O financiamento público “exclusivo” é uma quimera: graças a caixa dois produzido por desvios de emendas parlamentares – em larga medida, mas não apenas por esse meio – há hoje tesourarias paralelas operando em diversas siglas partidárias. Os dínamos que faz encher o caixa ora são as emendas parlamentares, ora são os compromissos assumidos para que parlamentares legislem em função de projetos determinados. Determinados, sempre, por interesses empresariais muitas vezes ilegítimos e obscuros.
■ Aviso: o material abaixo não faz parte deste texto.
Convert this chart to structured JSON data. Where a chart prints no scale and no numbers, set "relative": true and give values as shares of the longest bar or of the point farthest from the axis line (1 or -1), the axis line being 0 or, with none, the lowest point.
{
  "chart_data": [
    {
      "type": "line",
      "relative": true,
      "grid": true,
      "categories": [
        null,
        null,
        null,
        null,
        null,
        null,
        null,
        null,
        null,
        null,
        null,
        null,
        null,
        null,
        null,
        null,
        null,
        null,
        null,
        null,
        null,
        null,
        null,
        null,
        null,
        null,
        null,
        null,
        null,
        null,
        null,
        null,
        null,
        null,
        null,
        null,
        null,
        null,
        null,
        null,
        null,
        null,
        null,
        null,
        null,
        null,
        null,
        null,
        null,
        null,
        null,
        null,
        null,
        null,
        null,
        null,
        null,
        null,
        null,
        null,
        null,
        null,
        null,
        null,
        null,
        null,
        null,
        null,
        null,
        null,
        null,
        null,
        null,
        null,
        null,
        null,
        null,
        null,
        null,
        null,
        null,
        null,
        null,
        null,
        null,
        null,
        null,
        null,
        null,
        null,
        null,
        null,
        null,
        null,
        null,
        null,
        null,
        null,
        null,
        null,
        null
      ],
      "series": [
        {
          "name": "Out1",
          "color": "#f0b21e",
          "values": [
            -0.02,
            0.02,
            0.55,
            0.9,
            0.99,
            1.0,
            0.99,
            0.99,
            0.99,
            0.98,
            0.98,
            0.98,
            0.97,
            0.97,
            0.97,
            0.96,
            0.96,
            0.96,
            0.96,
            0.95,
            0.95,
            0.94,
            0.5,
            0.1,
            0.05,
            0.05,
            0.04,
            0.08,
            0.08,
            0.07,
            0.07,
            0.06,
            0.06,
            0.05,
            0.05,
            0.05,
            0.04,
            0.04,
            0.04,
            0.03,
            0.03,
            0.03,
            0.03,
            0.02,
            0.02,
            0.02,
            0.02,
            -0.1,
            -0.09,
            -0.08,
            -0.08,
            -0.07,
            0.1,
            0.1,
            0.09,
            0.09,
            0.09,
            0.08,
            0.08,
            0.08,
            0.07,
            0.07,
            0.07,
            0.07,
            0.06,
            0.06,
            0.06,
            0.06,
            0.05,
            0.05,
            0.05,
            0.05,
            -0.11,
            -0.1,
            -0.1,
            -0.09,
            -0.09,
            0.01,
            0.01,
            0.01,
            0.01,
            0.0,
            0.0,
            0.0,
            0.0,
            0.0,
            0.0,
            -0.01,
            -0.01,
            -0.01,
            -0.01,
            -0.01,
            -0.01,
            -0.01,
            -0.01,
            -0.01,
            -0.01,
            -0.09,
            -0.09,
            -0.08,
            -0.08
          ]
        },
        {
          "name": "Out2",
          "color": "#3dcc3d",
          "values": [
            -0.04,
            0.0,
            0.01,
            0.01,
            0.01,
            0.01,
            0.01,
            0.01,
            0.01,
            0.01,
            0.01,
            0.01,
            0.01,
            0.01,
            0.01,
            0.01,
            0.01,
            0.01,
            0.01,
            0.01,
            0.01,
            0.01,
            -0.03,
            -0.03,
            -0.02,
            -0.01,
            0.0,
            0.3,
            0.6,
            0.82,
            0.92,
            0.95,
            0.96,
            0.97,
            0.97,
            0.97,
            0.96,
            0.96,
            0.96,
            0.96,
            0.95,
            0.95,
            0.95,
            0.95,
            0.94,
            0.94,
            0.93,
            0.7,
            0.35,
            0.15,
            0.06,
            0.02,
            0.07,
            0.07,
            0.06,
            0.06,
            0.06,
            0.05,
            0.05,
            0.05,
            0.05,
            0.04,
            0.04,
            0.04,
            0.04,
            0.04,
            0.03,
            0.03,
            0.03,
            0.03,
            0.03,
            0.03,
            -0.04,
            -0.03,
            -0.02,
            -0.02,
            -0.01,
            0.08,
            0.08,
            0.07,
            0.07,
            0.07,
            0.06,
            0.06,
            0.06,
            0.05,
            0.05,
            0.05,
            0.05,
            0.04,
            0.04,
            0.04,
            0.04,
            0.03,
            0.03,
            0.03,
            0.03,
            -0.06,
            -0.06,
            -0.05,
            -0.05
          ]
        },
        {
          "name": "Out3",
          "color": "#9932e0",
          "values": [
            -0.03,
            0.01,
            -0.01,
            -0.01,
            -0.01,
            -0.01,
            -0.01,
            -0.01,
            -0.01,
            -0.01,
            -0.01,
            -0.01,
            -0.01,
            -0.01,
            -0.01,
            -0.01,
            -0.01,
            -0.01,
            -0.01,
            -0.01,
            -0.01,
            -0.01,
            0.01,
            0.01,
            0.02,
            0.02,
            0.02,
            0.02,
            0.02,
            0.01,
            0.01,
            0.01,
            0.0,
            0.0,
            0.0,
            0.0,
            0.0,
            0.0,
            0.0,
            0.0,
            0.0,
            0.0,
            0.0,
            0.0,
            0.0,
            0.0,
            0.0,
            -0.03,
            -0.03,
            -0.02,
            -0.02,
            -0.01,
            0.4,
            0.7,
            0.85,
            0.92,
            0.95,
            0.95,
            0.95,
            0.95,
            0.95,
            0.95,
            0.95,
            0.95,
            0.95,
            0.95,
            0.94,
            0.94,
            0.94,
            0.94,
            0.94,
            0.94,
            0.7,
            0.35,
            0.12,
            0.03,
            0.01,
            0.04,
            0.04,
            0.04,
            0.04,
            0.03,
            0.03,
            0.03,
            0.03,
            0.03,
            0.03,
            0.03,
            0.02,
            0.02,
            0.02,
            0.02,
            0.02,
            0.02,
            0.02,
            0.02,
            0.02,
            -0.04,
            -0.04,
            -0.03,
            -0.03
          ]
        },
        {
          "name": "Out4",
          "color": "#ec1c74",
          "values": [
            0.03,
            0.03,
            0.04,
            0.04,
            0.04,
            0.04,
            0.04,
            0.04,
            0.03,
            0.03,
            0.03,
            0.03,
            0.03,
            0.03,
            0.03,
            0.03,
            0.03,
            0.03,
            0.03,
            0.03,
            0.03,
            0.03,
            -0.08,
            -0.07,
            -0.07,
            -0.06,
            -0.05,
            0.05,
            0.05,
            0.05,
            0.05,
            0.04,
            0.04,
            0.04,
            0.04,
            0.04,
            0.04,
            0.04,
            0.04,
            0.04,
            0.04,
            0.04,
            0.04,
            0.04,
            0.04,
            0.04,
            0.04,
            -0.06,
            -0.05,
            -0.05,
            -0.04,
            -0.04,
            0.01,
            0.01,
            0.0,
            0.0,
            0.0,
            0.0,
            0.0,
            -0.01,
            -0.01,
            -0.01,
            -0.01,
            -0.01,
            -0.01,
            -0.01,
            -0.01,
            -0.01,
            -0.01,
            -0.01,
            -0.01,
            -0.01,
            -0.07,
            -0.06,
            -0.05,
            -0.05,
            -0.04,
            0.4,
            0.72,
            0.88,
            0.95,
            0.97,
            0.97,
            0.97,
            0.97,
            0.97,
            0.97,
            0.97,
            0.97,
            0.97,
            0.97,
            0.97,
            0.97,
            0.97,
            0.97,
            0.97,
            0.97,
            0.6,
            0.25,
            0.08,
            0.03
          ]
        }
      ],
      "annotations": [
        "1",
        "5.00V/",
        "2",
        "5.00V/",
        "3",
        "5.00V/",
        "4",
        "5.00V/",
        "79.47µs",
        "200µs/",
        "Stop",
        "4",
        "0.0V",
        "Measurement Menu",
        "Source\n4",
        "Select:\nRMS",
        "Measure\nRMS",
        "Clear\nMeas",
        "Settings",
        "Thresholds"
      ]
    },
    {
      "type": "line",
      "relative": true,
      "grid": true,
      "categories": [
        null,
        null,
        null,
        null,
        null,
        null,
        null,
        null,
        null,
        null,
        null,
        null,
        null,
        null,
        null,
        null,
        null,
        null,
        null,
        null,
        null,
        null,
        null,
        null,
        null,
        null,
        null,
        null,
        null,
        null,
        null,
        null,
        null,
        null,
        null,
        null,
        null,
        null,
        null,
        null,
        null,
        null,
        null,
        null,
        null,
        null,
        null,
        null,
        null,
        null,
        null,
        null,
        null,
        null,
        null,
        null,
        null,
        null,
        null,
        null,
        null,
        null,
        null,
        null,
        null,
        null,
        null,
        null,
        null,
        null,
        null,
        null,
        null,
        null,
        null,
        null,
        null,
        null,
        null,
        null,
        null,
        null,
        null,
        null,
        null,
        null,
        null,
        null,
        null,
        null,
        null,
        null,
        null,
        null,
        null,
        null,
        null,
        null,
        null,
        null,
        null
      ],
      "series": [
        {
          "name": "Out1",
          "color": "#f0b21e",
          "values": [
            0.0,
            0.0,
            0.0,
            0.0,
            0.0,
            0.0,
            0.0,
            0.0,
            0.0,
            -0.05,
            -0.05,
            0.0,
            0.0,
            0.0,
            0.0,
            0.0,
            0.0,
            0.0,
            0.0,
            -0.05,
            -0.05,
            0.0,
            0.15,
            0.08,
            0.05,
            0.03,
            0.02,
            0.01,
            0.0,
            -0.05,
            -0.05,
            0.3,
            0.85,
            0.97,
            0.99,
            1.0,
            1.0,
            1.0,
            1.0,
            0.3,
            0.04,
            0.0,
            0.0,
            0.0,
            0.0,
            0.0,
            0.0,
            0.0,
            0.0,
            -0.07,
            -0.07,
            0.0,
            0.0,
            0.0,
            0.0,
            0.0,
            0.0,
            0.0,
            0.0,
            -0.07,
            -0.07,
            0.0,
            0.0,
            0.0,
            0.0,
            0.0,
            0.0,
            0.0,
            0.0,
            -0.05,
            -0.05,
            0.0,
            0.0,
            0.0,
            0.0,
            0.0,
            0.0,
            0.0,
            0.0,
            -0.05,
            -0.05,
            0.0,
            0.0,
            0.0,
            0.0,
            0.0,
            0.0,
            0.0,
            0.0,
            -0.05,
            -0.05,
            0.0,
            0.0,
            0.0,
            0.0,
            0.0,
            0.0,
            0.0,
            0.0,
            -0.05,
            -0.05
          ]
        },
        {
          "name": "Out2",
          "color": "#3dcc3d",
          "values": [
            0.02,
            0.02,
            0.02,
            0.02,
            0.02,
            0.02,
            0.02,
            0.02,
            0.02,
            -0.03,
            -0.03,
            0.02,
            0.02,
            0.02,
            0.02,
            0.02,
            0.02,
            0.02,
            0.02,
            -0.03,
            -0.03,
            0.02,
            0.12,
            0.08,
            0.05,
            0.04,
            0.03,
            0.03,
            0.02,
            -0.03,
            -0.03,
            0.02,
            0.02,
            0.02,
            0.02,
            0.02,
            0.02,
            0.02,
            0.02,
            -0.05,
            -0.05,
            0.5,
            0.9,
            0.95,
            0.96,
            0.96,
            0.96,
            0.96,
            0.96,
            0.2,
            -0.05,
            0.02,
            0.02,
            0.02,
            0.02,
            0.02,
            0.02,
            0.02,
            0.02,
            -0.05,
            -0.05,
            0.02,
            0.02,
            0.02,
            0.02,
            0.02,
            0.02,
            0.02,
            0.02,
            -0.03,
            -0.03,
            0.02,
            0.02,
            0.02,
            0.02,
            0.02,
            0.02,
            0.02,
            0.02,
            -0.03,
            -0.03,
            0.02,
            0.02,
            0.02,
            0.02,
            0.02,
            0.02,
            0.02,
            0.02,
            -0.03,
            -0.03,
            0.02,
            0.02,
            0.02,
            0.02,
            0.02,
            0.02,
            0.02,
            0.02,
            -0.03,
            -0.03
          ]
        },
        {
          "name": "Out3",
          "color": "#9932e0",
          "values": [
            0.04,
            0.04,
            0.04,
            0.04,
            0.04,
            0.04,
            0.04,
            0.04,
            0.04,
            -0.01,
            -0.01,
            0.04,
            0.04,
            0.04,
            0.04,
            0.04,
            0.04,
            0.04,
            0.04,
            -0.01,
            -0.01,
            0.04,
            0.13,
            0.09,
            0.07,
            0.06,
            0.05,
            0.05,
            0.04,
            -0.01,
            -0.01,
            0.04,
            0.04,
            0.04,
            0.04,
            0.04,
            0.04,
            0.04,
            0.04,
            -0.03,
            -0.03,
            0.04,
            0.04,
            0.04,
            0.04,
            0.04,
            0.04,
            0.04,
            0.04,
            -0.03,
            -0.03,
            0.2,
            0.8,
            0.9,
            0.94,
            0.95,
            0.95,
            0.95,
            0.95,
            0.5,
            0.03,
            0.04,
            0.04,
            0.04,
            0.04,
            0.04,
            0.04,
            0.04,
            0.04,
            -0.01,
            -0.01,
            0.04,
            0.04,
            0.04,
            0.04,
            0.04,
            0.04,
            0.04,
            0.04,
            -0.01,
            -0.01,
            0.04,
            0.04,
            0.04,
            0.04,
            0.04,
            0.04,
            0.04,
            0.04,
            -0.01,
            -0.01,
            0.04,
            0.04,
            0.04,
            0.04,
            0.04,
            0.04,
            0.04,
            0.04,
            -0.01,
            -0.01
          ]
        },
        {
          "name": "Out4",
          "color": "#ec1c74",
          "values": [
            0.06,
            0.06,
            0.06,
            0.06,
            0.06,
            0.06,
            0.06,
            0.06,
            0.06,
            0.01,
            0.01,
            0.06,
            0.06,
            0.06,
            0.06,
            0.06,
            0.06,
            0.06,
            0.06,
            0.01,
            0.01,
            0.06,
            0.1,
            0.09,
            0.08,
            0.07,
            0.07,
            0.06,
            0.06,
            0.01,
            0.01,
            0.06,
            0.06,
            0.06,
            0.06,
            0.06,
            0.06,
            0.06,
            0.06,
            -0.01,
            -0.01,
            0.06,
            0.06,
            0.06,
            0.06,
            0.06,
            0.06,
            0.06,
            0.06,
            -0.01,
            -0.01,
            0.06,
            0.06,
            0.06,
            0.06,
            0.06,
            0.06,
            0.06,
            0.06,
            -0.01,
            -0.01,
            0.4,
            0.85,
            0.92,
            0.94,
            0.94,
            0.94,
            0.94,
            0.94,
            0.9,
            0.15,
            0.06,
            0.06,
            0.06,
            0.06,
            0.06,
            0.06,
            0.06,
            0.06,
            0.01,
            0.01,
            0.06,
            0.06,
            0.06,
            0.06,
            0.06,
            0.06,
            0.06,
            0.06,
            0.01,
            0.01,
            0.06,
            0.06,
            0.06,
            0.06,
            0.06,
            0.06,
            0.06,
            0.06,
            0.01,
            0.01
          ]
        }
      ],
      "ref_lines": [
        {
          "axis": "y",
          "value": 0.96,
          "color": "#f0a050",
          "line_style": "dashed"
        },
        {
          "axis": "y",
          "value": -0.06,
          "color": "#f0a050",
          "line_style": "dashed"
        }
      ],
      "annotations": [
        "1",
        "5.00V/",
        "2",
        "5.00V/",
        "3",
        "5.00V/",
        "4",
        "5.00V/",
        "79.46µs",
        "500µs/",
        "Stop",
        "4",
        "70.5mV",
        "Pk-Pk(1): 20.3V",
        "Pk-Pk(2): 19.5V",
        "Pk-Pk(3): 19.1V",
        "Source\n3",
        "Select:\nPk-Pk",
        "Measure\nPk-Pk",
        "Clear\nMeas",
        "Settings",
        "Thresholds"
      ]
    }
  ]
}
No Supremo Tribunal Federal e no Tribunal Superior Eleitoral, Cortes superiores que fecharam com a tese da extinção do financiamento privado da política há uma década, há clima favorável a rediscutir o tema e retroagir ao modelo do passado desde que sejam ampliadas as possibilidades de rastreamento dos financiamentos e reforçado o papel das instituições de Estado na fiscalização das campanhas.

Não se poderá mexer no sistema de votação e no modelo de financiamento sem reformar drasticamente a Lei dos Partidos Políticos (Lei 9.096/1995). É fundamental fechar todas as janelas pelas quais são enfraquecidos ano a ano a cláusula de barreira, essencial para depuração da cena política. Crucial, também a criação de mecanismos que imponham métodos de funcionamento democrático das legendas partidárias, evitando a conversão delas em empresas familiares. Por fim, é basilar a restauração do princípio da fidelidade partidária e a vinculação de mandatos a compromissos públicos dos programas partidários.

O presidente das Câmara, Hugo Motta, anunciou a pretensão de votar a instituição do voto distrital misto até o fim do ano. O relatório que a Câmara recebeu do Senado em 2017 que tem por base o projeto de José Serra é muito bom e se não for desfigurado pelo relator Domingos Neto pode (e deve) ser aprovado do jeito que está, sem precisar retornar para apreciação dos senadores. Mas, a reforma política necessária não pode parar nesse Projeto de Lei 9212. Tem de ir muito além, tem de trazer de volta a fidelidade dos parlamentares aos partidos, a democracia partidária interna, a força institucional na regulação da política e o financiamento privado. Ou se faz isso já, ou as facções terão controle total da cena política em Brasília em mais duas ou três eleições nacionais.